The ninth commitment for Ohio State, Banks checks in as 247Sports’ 201st-ranked player in his class, which almost unbelievably places him 115 places lower than any of the other eight Ohio State verbals. He’s the third defensive back to pull the trigger for the Buckeyes, joining 4-star safeties Jaiden Woodbey and Josh Proctor, as Coombs and Greg Schiano continue to stockpile talent in the back half of the defense. Ohio State is likely to take four or five defensive backs, so things will get very tight moving forward in this regard, but the Buckeyes remain a major player in the recruitment of 5-star CBs Anthony Cook and Patrick Surtain Jr., among others.
As the second commitment in two days (Georgia 4-star DE Brenton Cox committed on Tuesday), the Buckeyes have drawn even closer to Penn State as they look to overtake the Nittany Lions as the Big Ten’s premier recruiting class for 2018.
The off-the-field, intangible-type stuff
When you go into Florida and land a player who holds offers from the Gators and Seminoles, landing that player is a good thing. Yes, similar to how Ohio State operates within its borders, there are times when the home-state schools may be a bit less aggressive for a player so close to them — but that doesn’t devalue the addition for the Buckeyes.
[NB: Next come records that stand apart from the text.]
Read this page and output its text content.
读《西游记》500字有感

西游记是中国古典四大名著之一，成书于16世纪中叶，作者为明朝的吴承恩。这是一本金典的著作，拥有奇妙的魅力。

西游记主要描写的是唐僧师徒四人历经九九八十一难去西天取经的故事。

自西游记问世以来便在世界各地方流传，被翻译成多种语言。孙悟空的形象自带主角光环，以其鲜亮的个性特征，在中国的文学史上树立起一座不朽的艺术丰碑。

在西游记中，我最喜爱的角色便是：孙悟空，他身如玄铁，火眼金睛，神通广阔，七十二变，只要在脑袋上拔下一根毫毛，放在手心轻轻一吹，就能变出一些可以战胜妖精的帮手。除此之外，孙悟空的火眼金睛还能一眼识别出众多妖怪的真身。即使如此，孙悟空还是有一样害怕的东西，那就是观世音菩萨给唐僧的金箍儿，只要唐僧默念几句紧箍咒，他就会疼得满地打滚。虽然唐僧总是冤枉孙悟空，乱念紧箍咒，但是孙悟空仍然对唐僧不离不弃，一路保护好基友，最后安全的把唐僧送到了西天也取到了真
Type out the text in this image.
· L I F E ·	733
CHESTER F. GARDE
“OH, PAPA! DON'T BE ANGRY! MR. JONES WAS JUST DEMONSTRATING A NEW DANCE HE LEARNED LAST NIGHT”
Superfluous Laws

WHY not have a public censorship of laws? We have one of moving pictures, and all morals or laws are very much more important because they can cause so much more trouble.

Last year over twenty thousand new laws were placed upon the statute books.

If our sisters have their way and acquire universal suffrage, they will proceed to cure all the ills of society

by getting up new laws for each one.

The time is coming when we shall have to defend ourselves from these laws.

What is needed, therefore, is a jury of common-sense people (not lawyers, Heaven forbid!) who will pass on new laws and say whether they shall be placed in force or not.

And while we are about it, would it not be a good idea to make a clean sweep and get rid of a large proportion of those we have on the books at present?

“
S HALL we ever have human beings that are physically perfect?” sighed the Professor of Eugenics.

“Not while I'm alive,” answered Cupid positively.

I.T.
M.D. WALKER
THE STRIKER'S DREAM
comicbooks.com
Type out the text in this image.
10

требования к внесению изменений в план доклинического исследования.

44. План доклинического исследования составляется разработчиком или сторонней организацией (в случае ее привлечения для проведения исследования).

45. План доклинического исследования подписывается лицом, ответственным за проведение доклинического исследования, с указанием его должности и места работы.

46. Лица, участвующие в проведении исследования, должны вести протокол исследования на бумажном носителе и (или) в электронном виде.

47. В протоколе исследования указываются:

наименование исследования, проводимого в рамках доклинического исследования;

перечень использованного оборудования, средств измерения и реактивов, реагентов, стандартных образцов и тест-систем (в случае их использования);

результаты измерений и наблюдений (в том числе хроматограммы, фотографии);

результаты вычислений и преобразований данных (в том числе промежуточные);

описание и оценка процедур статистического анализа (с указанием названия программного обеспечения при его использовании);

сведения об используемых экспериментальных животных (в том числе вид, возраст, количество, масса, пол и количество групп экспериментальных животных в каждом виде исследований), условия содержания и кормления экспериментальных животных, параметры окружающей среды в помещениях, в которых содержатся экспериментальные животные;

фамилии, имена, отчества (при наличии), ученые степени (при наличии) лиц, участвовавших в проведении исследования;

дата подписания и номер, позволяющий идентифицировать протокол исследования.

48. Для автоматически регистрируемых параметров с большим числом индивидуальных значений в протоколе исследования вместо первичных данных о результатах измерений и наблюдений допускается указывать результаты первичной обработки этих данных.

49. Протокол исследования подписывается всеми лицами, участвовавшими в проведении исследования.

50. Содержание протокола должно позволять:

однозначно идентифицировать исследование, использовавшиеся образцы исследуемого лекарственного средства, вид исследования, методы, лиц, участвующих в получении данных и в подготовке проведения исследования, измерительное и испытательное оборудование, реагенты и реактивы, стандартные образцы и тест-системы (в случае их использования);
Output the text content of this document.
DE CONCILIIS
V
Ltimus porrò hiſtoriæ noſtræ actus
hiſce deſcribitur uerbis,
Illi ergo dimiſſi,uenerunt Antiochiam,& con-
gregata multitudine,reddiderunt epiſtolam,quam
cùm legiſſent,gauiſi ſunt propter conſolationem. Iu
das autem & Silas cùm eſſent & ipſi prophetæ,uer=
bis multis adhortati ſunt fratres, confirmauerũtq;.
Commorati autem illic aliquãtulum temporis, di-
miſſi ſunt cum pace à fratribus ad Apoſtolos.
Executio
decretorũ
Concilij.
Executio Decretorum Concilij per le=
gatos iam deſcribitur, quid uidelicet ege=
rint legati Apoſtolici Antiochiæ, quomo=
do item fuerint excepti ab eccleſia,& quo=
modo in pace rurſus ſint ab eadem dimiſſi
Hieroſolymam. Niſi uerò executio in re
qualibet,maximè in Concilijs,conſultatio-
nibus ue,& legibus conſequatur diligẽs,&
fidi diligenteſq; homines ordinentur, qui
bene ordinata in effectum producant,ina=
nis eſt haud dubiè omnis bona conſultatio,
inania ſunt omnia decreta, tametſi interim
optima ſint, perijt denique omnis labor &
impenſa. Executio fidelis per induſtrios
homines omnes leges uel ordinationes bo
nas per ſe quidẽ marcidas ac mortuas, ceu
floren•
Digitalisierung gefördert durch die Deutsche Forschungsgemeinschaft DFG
Banks’ injury history may very well have a positive effect on his career moving forward, as well. Oftentimes a player who hasn’t endured any difficulties on the field has a more difficult time transitioning to the college game — or at least the rigors of the workouts and physical nature of the game at a higher level. Banks isn’t likely to have that issue. In fact, he may have been made stronger by the injury.
Again from Hays:
The rehab just made him stronger, but Banks said he also grew up a lot in the past year.
“It just made me mature more and to just keep working and not taking anything for granted,” Banks said.
His mother is just glad her son is nearing the end of the grueling rehab process.
“The kids were stronger than I was. They were just ready to get back and it was more them trying to uplift me,” Tate said looking back on the two injuries. “It’s definitely something that impacts you for a moment, but you just have to have faith and fight through it.
How Banks bounces back in his senior season is going to be an interesting story to follow.